After reading “Dinos and cents” in the May 25 LEO Weekly, I’m wondering how “historically authentic” the designers of Ark Encounter intend to be. The biblical account of the flood and any retelling of the story in books or movies focus on the animals filing two by two into the ark and the eventual survival of Noah’s family and his floating zoo. Everything is sweetness and light. No mention is ever made of the horrific death and devastation caused by the flood. Will Ark Encounter display images of the bloated corpses of infants and children floating in the flood waters? Maybe a re-enactment of entire families clinging together in the rising water until they drown one by one? How about a wax replica scene of the vultures and other scavengers from the ark feasting on the remains of God’s victims after the waters recede? Since they’re throwing in the Tower of Babel, maybe they can include a section on Sodom and Gomorrah featuring the charred bodies of the babies burned alive in that charming little act of God’s “justice.” Ark Encounter won’t tell the whole story, it will present the usual antiseptic version that ignores the harsh reality of a global disaster.
Paul Riley, Shively
As Anne Marshall recently reported in the May 18 LEO Weekly, the timing is bad for private and public investments in affordable housing for seniors and disabled people. Everyone knows that our economy is working its way through a financial crisis. We see priorities shifting back and forth every day as investors and government agencies re-allocate scarce funds.
To ardent free-marketers, supply-siders and Tea Partiers, the solution to our shortage of affordable housing would be obvious — privatize it. Just let the invisible hand of the market work it out. But, there’s a big problem with that theory in this particular case. As much as investors like to talk about market dynamics, they are usually unwilling to invest in affordable housing without government subsidies to lower their risks and boost their earnings. It’s a form of “leveraged investment.”
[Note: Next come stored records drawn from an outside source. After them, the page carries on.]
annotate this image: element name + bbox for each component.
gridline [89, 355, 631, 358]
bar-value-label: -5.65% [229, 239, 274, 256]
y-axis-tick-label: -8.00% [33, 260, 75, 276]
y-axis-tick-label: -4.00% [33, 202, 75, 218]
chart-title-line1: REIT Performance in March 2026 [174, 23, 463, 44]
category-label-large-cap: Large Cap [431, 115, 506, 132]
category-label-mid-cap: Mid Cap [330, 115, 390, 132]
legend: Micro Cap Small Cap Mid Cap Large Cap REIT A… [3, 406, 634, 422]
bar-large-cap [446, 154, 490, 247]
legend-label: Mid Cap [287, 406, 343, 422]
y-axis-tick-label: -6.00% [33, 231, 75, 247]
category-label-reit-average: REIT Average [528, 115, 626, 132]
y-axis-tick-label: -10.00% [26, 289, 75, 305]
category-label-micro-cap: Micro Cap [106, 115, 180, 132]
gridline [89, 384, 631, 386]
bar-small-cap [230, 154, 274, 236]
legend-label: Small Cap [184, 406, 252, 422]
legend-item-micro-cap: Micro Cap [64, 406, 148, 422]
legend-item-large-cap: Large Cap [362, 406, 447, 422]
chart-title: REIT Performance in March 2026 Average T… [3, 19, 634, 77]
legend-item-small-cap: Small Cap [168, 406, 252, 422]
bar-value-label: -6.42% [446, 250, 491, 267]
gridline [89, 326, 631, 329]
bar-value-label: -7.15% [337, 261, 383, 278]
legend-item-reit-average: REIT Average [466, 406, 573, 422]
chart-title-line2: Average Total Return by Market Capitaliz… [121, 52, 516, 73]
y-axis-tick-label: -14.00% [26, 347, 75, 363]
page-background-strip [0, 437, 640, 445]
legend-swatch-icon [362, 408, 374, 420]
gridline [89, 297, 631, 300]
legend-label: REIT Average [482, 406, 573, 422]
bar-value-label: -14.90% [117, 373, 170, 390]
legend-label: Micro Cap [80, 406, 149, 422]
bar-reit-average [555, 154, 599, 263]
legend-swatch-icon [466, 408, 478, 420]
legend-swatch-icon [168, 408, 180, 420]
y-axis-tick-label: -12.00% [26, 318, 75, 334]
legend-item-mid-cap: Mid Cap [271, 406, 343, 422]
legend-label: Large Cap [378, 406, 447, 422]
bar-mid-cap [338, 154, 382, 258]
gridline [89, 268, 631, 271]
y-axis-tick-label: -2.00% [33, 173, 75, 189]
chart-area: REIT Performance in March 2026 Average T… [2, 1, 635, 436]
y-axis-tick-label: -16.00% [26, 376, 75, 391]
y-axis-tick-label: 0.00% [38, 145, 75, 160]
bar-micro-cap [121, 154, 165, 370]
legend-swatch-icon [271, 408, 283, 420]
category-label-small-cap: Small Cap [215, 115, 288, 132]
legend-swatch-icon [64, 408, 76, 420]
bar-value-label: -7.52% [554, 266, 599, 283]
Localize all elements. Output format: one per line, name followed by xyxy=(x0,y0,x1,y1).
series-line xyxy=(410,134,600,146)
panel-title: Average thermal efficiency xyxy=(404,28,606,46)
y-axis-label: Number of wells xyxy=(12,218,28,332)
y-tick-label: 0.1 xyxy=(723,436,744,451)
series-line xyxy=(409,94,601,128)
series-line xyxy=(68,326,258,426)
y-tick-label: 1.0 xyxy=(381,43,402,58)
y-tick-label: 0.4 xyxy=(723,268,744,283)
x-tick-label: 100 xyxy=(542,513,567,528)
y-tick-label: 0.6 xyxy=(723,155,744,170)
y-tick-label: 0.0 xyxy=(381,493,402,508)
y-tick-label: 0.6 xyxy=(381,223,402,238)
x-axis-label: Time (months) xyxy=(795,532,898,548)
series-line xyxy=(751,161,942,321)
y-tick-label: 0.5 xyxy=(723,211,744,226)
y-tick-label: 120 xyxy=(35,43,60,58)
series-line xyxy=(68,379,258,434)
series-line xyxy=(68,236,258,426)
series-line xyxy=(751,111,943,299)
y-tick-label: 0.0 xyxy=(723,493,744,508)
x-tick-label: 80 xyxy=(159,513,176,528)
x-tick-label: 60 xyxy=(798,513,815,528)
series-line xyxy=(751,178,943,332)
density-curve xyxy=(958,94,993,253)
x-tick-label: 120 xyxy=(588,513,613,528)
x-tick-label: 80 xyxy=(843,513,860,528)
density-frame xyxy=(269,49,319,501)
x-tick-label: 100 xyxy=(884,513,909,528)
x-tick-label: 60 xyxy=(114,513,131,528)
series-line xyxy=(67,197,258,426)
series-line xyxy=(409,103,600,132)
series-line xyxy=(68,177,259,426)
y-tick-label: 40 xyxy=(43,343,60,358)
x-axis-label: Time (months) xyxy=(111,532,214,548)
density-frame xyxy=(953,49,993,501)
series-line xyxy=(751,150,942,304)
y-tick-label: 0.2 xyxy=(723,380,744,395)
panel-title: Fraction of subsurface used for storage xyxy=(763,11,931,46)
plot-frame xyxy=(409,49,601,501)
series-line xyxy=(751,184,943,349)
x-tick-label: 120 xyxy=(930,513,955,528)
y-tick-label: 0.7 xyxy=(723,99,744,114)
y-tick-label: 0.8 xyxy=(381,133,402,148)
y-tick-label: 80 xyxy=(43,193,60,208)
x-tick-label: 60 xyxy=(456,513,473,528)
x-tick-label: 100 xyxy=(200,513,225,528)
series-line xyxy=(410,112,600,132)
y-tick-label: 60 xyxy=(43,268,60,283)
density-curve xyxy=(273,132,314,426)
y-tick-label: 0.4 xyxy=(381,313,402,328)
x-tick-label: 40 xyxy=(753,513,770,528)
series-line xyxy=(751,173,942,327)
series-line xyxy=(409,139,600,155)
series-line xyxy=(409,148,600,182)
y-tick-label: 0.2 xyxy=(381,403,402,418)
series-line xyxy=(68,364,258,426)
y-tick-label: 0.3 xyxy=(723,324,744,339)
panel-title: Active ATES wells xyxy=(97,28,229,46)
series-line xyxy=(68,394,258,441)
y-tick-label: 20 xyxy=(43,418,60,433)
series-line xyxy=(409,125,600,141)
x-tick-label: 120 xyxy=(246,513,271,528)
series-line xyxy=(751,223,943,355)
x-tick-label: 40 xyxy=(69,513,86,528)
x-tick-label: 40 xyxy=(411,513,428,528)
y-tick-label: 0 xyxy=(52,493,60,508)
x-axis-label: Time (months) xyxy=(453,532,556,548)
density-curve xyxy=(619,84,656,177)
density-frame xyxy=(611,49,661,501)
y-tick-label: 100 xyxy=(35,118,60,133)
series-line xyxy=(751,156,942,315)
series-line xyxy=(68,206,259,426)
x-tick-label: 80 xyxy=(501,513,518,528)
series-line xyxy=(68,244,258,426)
In the real world, private-public partnerships accomplish a lot of good things. They’re practical and they work. Let’s get real about our economic theories, too.
Tom Louderback, Highlands
Now that Osama bin Laden is dead and the 10th anniversary of 9/11 draws near, perhaps we should re-examine the underlying causes of this disaster. First, there was a cabal of murderous planners plus a devout army of terrorists who exchanged their lives for an eternity in paradise with 72 virgins. But closer at hand — and much more dangerous — are the Einsteins in Washington who let anyone off the street take flying lessons, even if they declared no interest in learning how to land. These were the same wunderkinds who let travelers carry onboard the box cutters used to murder the crews of four airplanes. Now, hoping to glue the barn door shut after the horses are gone, security “experts” measure our liquid containers, break the files off of our nail clippers, and confiscate any solid object larger than a matchstick. (Oops! Scratch that — no matches allowed.) My favorite federal employee is the one who insisted a would-be boarder take a sip of her bottled breast milk to prove it wasn’t nitroglycerin.
A few questions to mull over while we contemplate our next terrorist attack: Who made the decisions mentioned above? What were their names and titles? Thanks to their splendid performances, did they get raises, annual bonuses or golden parachutes? Are any of them still in office, helping to make Americans safer? Why did we hire “leaders” whose IQs were demonstrably lower than those of bin Laden and his minions? Where can we find men and women smart enough to find their gluteus maximus with both hands?